The introduction of a single currency so far has been viewed as a political issue, rather than a business one. U.S. multinational companies are just beginning to realize the competitive advantage of quickly adopting the euro, but few are considering the daily human resource ramifications.
That's where HR comes into play. HR managers at multinational companies - or those at companies considering an expansion into the EMU - may need to adopt a pan-European HR policy. Doing so could help their companies become more competitive in a market that has a combined $6 trillion gross domestic product, a population of 291 million and per capita income of $21,000.

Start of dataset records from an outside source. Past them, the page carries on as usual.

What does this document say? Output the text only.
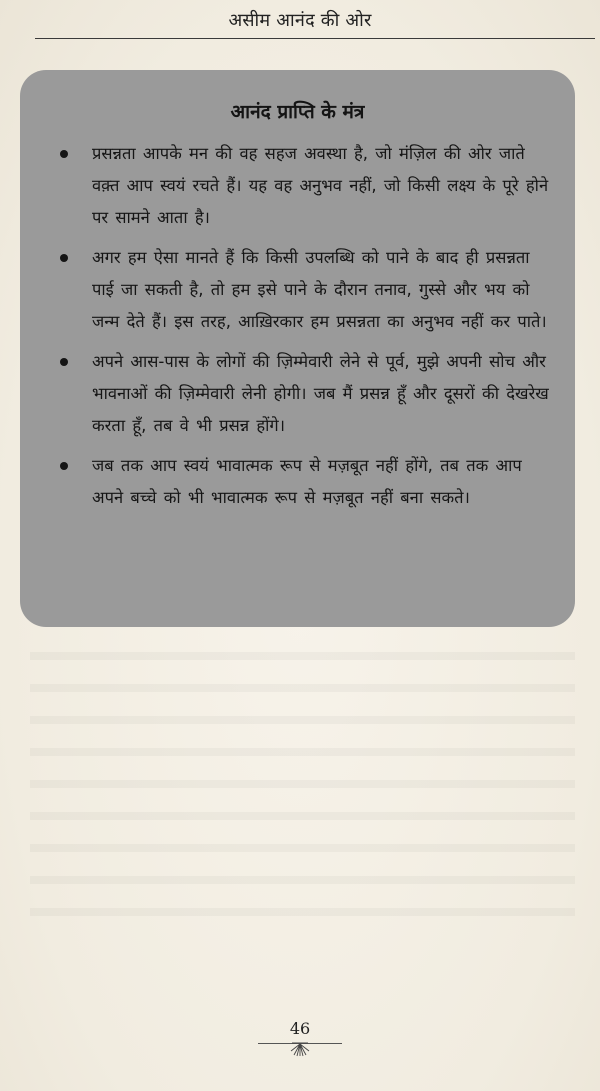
असीम आनंद की ओर
आनंद प्राप्ति के मंत्र
प्रसन्नता आपके मन की वह सहज अवस्था है, जो मंज़िल की ओर जाते वक़्त आप स्वयं रचते हैं। यह वह अनुभव नहीं, जो किसी लक्ष्य के पूरे होने पर सामने आता है।
अगर हम ऐसा मानते हैं कि किसी उपलब्धि को पाने के बाद ही प्रसन्नता पाई जा सकती है, तो हम इसे पाने के दौरान तनाव, गुस्से और भय को जन्म देते हैं। इस तरह, आख़िरकार हम प्रसन्नता का अनुभव नहीं कर पाते।
अपने आस-पास के लोगों की ज़िम्मेवारी लेने से पूर्व, मुझे अपनी सोच और भावनाओं की ज़िम्मेवारी लेनी होगी। जब मैं प्रसन्न हूँ और दूसरों की देखरेख करता हूँ, तब वे भी प्रसन्न होंगे।
जब तक आप स्वयं भावात्मक रूप से मज़बूत नहीं होंगे, तब तक आप अपने बच्चे को भी भावात्मक रूप से मज़बूत नहीं बना सकते।
46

Currently, the introduction of the euro isn't being recognized as something that influences HR policy, says Klaus Mittorp, head of corporate compensation and benefits at Deutsche Bank in Frankfurt, Germany.
Deutsche Bank, in conjunction with Towers Perrin, a New York management consulting firm, surveyed 100 large companies, including U.S. companies that have operations in more than one EMU country, about their preparation for the new currency.
"When we asked companies whether they were in the process of changing business strategy in relation to the introduction of the euro, lots of people [40 percent] said yes," Mittorp says. "When we asked whether they were adjusting HR strategy, the number saying yes was a lot smaller [22 percent]. HR strategy is wailing behind."
That's a big mistake, he says.
Becoming euro compliant will require new procedures for compensation, payroll administration and recruiting efforts. Strategically, HR managers will have to shift their focus from a national one to a pan-European one.
"At its simplest, the EMU will affect payroll, pensions and benefits arrangements in member states that join," the Deutsche Bank-Towers Perrin study states. "At its most complicated we may be looking at the start of a process which will eventually harmonize pay rates across the continent, usher in pan-European pay negotiations and even create the circumstances in which production facilities are relocated to take advantage of, or insure against, 'EMU effects.'"
COMP AND CIRCUMSTANCE
So how should HR managers with international activities prepare for the currency change? Johnson stresses that HR first must communicate to employees located in the member nations how the currency change will affect them directly.
That entails open and honest communication about discrepancies in compensation amounts when the employer starts denominating paychecks in euros.
"Many employees are concerned that salaries will go up or down, that they will not get paid in the same way as in the past," Johnson observes. "Employers are being encouraged to show double entries on the same pay statement" to offset these worries.
While that may be a burdensome task for payroll administrators, it would help foster understanding among workers about changes in pay.
"That way, somebody in Spain or Italy who is used to a lot of zeros won't go into shock when they disappear," explains Tony Broomhead, senior international consultant at Watson Wyatt Worldwide in Chicago.
3M Corp. is adopting this strategy, says Linda Obertin, supervisor of the Total Compensation Resource Center in St. Paul, Minn. "We will be doing some double entries in accounting to make sure we are recording all the rates accurately," she says. 3M has sales offices in all 11 member countries and manufacturing facilities in every one except Portugal.